August 24, 2007

Au juge pour enfant de Nanterre


J'écris à nouveau à Nanterre. Sous couvert de l'indépendance, la place Vendôme et l'Elysée se refusent au dialogue, ne me laissant pas d'autre choix.

De notes de lectures, qui n'est pas sans me rappeller l'audience de juillet 2005 présidée par le juge pour enfant Anne Valentini : « Comment peut-il être le plus juste et le meilleur système du monde si les relations haut placées peuvent mettre à l'abri celle qui fait pipi dans sa culotte (...) ? », voir au 23 août.


D'autres notes...

« L'arbitraire du pouvoir, non limité par les lois, son exercice au profit du gouvernant et hostile aux intérêts des gouvernés d'une part, et, d'autre part, la peur pour principe d'actions, peur du peuple ressenti par le gouvernant, peur du gouvernant éprouvée par le peuple - telles ont été, tout au long de notre tradition, les marques distinctives de la tyranie. » • Hannah Arendt, Le système totalitaire, Seuil, 2005, p283

« La justice doit faire peur pour être respectée », a indiqué le ministre. NouvelObs, 8 juin 2006.

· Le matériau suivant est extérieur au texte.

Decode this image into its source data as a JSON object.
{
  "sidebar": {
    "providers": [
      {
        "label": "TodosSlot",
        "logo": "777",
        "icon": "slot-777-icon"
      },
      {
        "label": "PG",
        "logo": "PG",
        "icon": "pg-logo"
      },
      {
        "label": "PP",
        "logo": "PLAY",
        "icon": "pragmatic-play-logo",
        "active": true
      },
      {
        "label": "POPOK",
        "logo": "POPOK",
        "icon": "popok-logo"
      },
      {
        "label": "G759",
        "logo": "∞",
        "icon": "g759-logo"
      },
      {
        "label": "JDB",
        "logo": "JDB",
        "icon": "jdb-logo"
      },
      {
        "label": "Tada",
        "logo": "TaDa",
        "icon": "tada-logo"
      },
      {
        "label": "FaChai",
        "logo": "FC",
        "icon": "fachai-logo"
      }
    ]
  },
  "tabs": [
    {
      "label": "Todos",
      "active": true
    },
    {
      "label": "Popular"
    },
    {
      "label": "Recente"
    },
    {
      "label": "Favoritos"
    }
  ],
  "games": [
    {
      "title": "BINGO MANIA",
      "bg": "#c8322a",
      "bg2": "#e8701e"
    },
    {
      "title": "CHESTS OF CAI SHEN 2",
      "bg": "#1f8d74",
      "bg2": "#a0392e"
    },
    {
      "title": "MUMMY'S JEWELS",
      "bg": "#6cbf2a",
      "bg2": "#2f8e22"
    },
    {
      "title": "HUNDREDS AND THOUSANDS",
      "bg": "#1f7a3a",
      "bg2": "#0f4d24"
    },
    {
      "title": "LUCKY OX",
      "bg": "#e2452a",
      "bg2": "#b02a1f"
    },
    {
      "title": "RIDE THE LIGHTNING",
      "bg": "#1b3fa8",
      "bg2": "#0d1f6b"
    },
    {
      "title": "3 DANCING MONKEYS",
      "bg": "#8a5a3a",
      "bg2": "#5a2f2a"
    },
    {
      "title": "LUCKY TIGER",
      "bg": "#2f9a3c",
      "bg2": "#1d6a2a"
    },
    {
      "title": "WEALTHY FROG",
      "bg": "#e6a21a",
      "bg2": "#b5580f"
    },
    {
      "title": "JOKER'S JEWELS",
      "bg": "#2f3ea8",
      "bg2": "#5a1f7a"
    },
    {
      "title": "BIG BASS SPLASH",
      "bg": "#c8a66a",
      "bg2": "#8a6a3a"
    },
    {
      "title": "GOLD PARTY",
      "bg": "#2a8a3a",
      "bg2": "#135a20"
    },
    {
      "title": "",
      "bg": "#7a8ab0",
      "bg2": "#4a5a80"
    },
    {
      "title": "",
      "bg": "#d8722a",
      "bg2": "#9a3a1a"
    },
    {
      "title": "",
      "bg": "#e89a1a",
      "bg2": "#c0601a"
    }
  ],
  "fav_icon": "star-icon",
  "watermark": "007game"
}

« Si maât est l'ordre source de vie dont les hommes ont besoin pour exister et dont les forces surnaturelles se nourrissent afin de perpétuer leur action, l'ifset est son antonyme exact. Ordre, vie, équilibre cosmique, vital et social, paix par la victoire, prospérité, justice, équité, vérité, maât représente tout cela ; l'ifset désigne le désordre, le chaos mortifère, la misère, les ennemis, l'iniquité, l'injustice, la désintégration sociale dont le détonateur est le mensonge. » • Bernadette Menu, Maât ; L'ordre juste du monde, Michalon, 2005, p9-10.

« Si certains refusaient d'entrer dans la communauté des "croyants", s'ils refusaient d'habiter "l'âme collective" décrite par Le Bon, ils étaient progressivement mis à l'écart. Nul ne leur adressait la parole. Une communauté morale, en exigeant une "loyauté" sans faille au pacte qui l'unit, est totalitaire. » • Antoine Garapon et Denis Salas, Les nouvelles sorcières de Salem ; Leçons d'Outreau, Seuil, 2006, p34-35.

« La répétition et l'affirmation de ce danger relancé à chaque fait divers provoquent les effets de croyance et de contagion décrits par Le Bon. Orchestrées par les media de masse, nourries d'un flot de mots et d'images, les réactions sociales portent ce mécanisme à l'incandescence. Toutes les attentes se dirigent alors vers une justice présumée capable de nous délivrer enfin du mal. » • Antoine Garapon et Denis Salas, Les nouvelles sorcières de Salem ; Leçons d'Outreau, Seuil, 2006, p32-33.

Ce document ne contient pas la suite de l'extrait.